The crisis of chronic underinvestment in minority communities

The Crisis of Chronic Underinvestment in Minority Communities
Credit: Francine Orr for the Los Angeles Times | Copyright: Los Angeles Times

In a new piece for the journal “Health Affairs,” MLKCH CEO Dr. Elaine Batchlor discusses the hidden healthcare crisis that drove COVID-19 outcomes in South LA.

She refutes the idea that patient outcomes hinged on access to heroic and specialized treatments. Rather, her essay explores how a serious shortage of primary care physicians and specialists, as well as a chronic underfunding for low-income communities has created an epidemic of poorly controlled chronic illness—conditions ripe for a community to become a pandemic epicenter.
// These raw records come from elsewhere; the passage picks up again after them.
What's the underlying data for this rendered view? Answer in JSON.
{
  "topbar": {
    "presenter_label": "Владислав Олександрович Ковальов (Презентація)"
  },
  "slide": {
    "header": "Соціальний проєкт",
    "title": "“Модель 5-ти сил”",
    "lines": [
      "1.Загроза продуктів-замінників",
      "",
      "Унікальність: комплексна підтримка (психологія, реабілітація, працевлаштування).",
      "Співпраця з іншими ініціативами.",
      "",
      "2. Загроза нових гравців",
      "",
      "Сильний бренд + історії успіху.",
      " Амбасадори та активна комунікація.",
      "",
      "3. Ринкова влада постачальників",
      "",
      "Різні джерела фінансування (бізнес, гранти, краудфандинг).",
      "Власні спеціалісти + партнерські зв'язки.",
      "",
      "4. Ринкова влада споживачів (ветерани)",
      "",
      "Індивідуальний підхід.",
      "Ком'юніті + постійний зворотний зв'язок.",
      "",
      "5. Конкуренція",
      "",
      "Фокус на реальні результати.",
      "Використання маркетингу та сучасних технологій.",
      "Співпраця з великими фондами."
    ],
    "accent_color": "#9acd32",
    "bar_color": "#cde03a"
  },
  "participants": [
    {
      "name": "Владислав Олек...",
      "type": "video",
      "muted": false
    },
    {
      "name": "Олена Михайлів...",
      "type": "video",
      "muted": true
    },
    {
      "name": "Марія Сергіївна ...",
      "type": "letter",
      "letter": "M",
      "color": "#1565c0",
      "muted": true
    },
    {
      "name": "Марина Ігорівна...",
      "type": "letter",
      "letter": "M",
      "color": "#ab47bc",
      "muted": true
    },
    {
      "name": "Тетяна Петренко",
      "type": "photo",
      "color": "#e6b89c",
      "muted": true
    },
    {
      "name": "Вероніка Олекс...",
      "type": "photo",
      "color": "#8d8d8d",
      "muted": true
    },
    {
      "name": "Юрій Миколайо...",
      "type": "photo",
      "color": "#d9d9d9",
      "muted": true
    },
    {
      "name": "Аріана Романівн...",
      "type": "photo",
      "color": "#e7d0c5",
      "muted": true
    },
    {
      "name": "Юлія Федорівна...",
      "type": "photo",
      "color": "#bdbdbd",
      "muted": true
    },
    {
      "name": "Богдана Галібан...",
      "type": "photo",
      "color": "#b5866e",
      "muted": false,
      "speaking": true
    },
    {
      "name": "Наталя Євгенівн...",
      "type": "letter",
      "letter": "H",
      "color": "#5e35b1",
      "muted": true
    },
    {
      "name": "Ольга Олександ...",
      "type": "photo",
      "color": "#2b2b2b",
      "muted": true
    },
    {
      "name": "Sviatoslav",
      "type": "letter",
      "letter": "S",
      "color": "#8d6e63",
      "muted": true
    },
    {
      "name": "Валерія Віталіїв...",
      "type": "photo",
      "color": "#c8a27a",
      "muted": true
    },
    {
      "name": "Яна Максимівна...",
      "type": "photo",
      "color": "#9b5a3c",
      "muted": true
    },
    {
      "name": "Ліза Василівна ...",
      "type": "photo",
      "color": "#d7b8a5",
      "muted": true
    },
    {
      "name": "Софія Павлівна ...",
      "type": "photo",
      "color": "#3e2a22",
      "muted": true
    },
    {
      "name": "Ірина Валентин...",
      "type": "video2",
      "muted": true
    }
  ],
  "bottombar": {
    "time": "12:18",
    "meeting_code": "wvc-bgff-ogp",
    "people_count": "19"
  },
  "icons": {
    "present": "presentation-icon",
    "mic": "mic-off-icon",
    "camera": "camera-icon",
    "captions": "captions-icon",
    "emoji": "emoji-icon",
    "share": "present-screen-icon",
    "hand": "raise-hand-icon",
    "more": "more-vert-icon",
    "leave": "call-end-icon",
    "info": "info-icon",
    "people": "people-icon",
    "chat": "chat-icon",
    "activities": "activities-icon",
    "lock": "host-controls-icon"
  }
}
“A lifelong lack of access to health care drove disparate COVID-19 outcomes in South Los Angeles,” Dr. Batchlor writes. “And that lack of access is directly related to our nation’s historic and continued underfunding of care for communities of color.”

Read the full essay here.

Health Affairs is a leading, peer-reviewed journal of health policy thought and research that was founded in 1981 under Project HOPE, a nonprofit international health education organization. It explores domestic and international health policy issues, reaching a broad audience of government and industry leaders, policymakers, and scholars.